To reduce time expenditure, sell fewer cards, less frequently, and sell cards with the greatest liquidity.
This round-about discussion on scalar business has led to a somewhat obvious conclusion: you should be selling fewer cards, less frequently, for more money. The more liquid the card, the better.
A Beta Black Lotus is a great example of this: it's dead simple to locate a buyer, the card is worth more than almost every "normal" card in existence, and you are only processing a single card in a transaction.
There is another option: sell complete sets or playsets. This does not dodge the shipping cost issue, but it can cut down on storage costs. You don't need to binder your rares if you're just going to box them up and sell them as a set. You also get the efficiency of a single transaction, which is much better than selling singles or playsets individually.
This is all well and good in theory, but it's not exactly easy to trade up to a Lotus. Traders also need to maintain liquidity in their trade binder. If you operate on a cash basis, this is easier, but most traders don't have the scratch to plop down a few grand right out of the gates.
The solution, it seems, is to slowly trade up.
Turn your $5 Standard cards into $20 Standard Mythics. Turn those into Legacy staples. Turn your Legacy staples into Legacy Power (The $200+ stuff). Turn that into Vintage Power, and then keep upgrading your Vintage Power. Clearly, the difficulty grows along with the price of the cards, but this is the path to scalar Magic trading.
There is also much to be said for big trade-downs. I had a few Dual Lands sitting around, and I wasn't particularly hard-up for cash. I took a Tropical Island and acquired a stack of Standard and Modern staples at approximately dealer buy price. You can get away with this because other players understand that they must pay a premium for trading "up". This is a great way to "cash out" your higher-end cards and reinvest the value into more liquid assets. Repeat the process until you want/need to cash out.
Ultimately, there is a sweet spot somewhere along this path. It is not easy to trade up to a Black Lotus.

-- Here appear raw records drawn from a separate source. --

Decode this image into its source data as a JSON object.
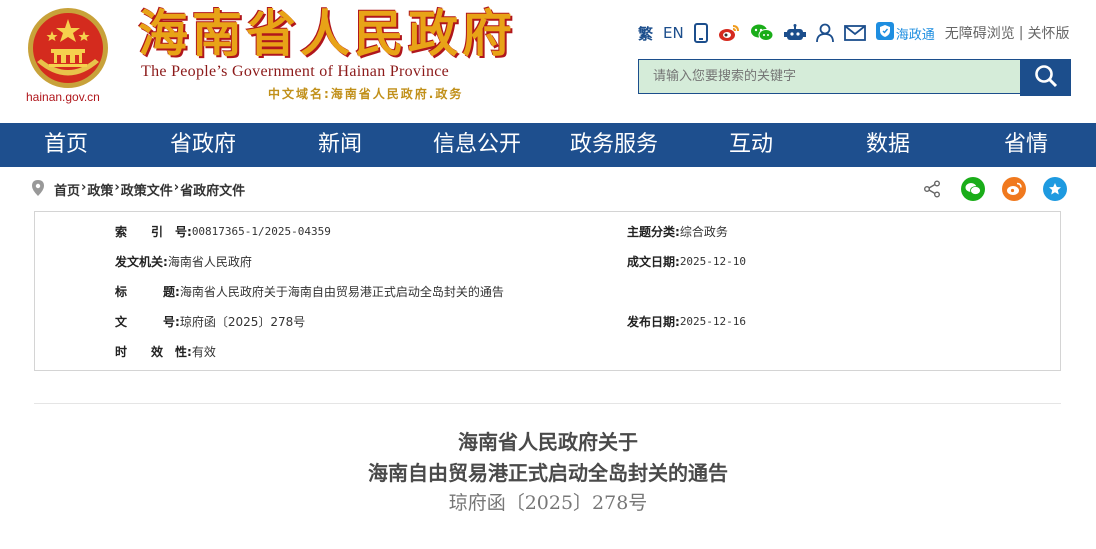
{
  "header": {
    "site_title": "海南省人民政府",
    "subtitle_en": "The People’s Government  of Hainan Province",
    "subtitle_cn": "中文域名:海南省人民政府.政务",
    "domain": "hainan.gov.cn"
  },
  "topbar": {
    "traditional": "繁",
    "english": "EN",
    "haizhengtong": "海政通",
    "accessibility": "无障碍浏览",
    "separator": "|",
    "elder_mode": "关怀版"
  },
  "search": {
    "placeholder": "请输入您要搜索的关键字"
  },
  "nav": [
    {
      "label": "首页"
    },
    {
      "label": "省政府"
    },
    {
      "label": "新闻"
    },
    {
      "label": "信息公开"
    },
    {
      "label": "政务服务"
    },
    {
      "label": "互动"
    },
    {
      "label": "数据"
    },
    {
      "label": "省情"
    }
  ],
  "breadcrumb": [
    {
      "label": "首页"
    },
    {
      "label": "政策"
    },
    {
      "label": "政策文件"
    },
    {
      "label": "省政府文件"
    }
  ],
  "breadcrumb_sep": "›",
  "info": {
    "index_label": "索　　引　号:",
    "index_value": "00817365-1/2025-04359",
    "topic_label": "主题分类:",
    "topic_value": "综合政务",
    "issuer_label": "发文机关:",
    "issuer_value": "海南省人民政府",
    "created_label": "成文日期:",
    "created_value": "2025-12-10",
    "title_label": "标　　　题:",
    "title_value": "海南省人民政府关于海南自由贸易港正式启动全岛封关的通告",
    "docno_label": "文　　　号:",
    "docno_value": "琼府函〔2025〕278号",
    "published_label": "发布日期:",
    "published_value": "2025-12-16",
    "validity_label": "时　　效　性:",
    "validity_value": "有效"
  },
  "document": {
    "title_line1": "海南省人民政府关于",
    "title_line2": "海南自由贸易港正式启动全岛封关的通告",
    "number": "琼府函〔2025〕278号"
  },
  "colors": {
    "nav_blue": "#1e4f8e",
    "title_gold": "#e8a317",
    "title_red": "#b0161c",
    "search_bg": "#d5ecd9",
    "wechat_green": "#1aad19",
    "weibo_orange": "#f0791e",
    "favorite_blue": "#1e9ae0"
  },
  "icons": [
    "national-emblem-icon",
    "phone-icon",
    "weibo-icon",
    "wechat-icon",
    "robot-icon",
    "user-icon",
    "mail-icon",
    "shield-icon",
    "search-icon",
    "location-icon",
    "share-icon",
    "wechat-share-icon",
    "weibo-share-icon",
    "favorite-icon"
  ]
}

The sweet spot seems to be the stable Legacy cards like Dual Lands. They command enough of a price tag that each transaction is of a worthy dollar amount, and they sell easily enough so you can avoid eBay and CardShark's fees. They are always in demand and always will be.
Non-land cards always run the risk of being banned or effected by metagame shifts (like Mental Misstep), whereas lands are usually a safe bet.
I would conclude that Dual Lands and similar assets are the best way to achieve a respectable volume of dollar sales without investing a disproportionate amount of time or effort. If nothing else, a stockpile of Dual Lands can facilitate larger trade-ups.
They are the gateway to bigger cards, always liquid, and seem to be a very stable investment.